J’ai la tête qui tourne, je suis épuisé. J’ai encore faim, mais de cette fausse faim du ventre plein qui ne réussit plus à digérer un trop plein. C’est le cœur au bord des lèvres que je m’exclame : « Arrêtez le manège, éteignez les lumières et laissez-moi dormir en paix s’il-vous-plaît! ».

 

/-- Texte rédigé dans la nuit du 30 décembre 2006

 

« La vie c'est ça, un bout de lumière qui finit dans la nuit. »
Louis-Ferdinand Céline, Extrait du Voyage au bout de la nuit

2007.01.27

Boucles d'Or

Il était une fois, voilà pas si longtemps, dans un pays pas si lointain,
l’histoire d’un voyage intérieur, d’un long chemin.

 

Un poupon
au nez rose et en bouton.

Laissé tout seul dans la forêt,
comme on oublie un paquet
sur le quai d’une gare,
en prenant le train qui part.

Laissé sur le bord d’une rivière,
par une mère et un père,
pour qui ce petit cœur battant,
pour qui ce nouvel enfant,
n’étaient pas tout à fait prêts.

 

Dans la forêt, on le sait,
rôdent toutes sortes d’animaux,
certains laids, certains beaux,
certains, doux et bien enclins,
d’autres féroces ou hautains.

Le destin voulu qu’un loup entendit,
l’enfant qui poussait des cris.

Les incessants pleurs,
ne lui firent pas peur.

Bien au contraire,
s’approcha pour les faire taire
avec un coup de langue chaude et douce
lécha la petite crinière or et rousse.

 

Le temps passa et la crinière blondit.

Les années virent l’enfant qui grandit,
l’or des boucles prenant le pas sur le roux.

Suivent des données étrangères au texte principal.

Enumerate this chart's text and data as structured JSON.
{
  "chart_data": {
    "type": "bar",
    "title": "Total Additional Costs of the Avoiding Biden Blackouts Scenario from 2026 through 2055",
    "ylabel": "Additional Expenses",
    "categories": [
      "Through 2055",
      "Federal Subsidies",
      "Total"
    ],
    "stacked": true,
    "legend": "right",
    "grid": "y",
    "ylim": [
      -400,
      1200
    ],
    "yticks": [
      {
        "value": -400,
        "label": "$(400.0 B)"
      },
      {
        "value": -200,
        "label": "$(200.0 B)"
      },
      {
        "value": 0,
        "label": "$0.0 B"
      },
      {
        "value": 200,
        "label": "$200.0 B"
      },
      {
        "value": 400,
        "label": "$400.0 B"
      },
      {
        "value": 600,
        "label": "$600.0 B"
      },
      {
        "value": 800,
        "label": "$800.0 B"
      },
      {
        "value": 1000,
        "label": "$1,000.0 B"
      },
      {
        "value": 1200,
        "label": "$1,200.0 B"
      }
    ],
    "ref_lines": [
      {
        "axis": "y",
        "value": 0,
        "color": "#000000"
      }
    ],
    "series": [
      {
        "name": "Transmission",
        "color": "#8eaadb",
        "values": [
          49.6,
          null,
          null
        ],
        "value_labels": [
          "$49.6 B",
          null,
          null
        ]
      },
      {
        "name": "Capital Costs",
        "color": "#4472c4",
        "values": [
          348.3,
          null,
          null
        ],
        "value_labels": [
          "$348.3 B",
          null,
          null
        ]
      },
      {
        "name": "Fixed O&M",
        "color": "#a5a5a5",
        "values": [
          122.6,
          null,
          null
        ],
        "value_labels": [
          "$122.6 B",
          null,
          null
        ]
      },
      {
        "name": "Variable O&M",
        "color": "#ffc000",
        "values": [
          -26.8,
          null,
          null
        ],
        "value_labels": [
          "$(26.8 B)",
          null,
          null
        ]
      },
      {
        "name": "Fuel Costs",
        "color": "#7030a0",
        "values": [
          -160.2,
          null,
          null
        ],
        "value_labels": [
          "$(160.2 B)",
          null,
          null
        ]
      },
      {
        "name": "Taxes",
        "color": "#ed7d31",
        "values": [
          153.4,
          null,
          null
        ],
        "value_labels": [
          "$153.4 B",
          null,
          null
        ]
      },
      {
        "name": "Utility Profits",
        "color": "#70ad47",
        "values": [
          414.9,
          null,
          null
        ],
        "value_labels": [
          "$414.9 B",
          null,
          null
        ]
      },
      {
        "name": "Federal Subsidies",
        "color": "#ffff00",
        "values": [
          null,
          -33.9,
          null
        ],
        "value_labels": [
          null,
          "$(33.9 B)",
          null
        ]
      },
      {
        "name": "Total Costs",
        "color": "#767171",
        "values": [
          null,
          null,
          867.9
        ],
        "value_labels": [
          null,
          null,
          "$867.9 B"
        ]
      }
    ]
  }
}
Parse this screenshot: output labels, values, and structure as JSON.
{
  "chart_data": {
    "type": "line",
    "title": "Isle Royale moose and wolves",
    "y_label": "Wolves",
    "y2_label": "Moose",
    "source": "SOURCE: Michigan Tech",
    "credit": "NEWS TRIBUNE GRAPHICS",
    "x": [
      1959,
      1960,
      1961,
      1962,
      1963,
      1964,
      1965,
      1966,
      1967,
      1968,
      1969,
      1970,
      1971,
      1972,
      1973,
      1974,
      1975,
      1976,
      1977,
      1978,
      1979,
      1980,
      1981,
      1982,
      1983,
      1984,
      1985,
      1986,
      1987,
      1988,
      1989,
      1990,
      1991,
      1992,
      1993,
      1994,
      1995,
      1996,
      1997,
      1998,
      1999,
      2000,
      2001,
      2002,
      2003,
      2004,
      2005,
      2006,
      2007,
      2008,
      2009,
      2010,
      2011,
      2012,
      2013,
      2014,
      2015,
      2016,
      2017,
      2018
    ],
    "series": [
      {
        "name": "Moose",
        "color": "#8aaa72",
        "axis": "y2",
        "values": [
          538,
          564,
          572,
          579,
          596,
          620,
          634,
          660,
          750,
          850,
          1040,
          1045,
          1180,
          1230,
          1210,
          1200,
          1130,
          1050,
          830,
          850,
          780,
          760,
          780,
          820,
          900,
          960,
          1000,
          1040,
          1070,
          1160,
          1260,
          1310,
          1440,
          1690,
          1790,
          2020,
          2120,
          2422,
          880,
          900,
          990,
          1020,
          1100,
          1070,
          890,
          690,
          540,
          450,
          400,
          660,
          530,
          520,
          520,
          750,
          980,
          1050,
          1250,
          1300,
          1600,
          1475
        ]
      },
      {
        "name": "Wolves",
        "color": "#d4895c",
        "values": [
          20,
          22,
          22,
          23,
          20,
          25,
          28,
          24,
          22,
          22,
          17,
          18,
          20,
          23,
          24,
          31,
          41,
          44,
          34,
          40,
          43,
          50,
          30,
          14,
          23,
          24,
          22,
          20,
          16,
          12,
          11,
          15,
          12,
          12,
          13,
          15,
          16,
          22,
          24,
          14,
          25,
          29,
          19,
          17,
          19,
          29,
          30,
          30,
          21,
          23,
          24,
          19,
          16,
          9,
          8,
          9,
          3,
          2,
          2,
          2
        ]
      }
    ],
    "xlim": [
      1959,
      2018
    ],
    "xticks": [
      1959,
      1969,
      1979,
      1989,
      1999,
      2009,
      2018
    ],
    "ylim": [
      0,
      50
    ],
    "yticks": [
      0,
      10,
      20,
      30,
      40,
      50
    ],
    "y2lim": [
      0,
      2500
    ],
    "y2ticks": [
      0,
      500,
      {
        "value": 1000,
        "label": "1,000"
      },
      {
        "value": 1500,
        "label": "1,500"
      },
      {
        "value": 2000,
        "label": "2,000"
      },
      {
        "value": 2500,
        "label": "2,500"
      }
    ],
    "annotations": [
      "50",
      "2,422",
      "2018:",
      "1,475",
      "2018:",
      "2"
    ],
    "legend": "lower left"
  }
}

Avec de grands méchants loups,
il lui semblait normal de s’acoquiner,
après tout, ils l’avaient adoptée!

Pourtant, en essayant en vain,
de faire comme les siens,
se blessait en tentant de courir sur ses genoux.

L’enfant ne savait pas qu’il n’était pas loup.

 

À l’orée du jour et d’une clairière,
l’enfant vit son reflet dans l’eau d’une rivière.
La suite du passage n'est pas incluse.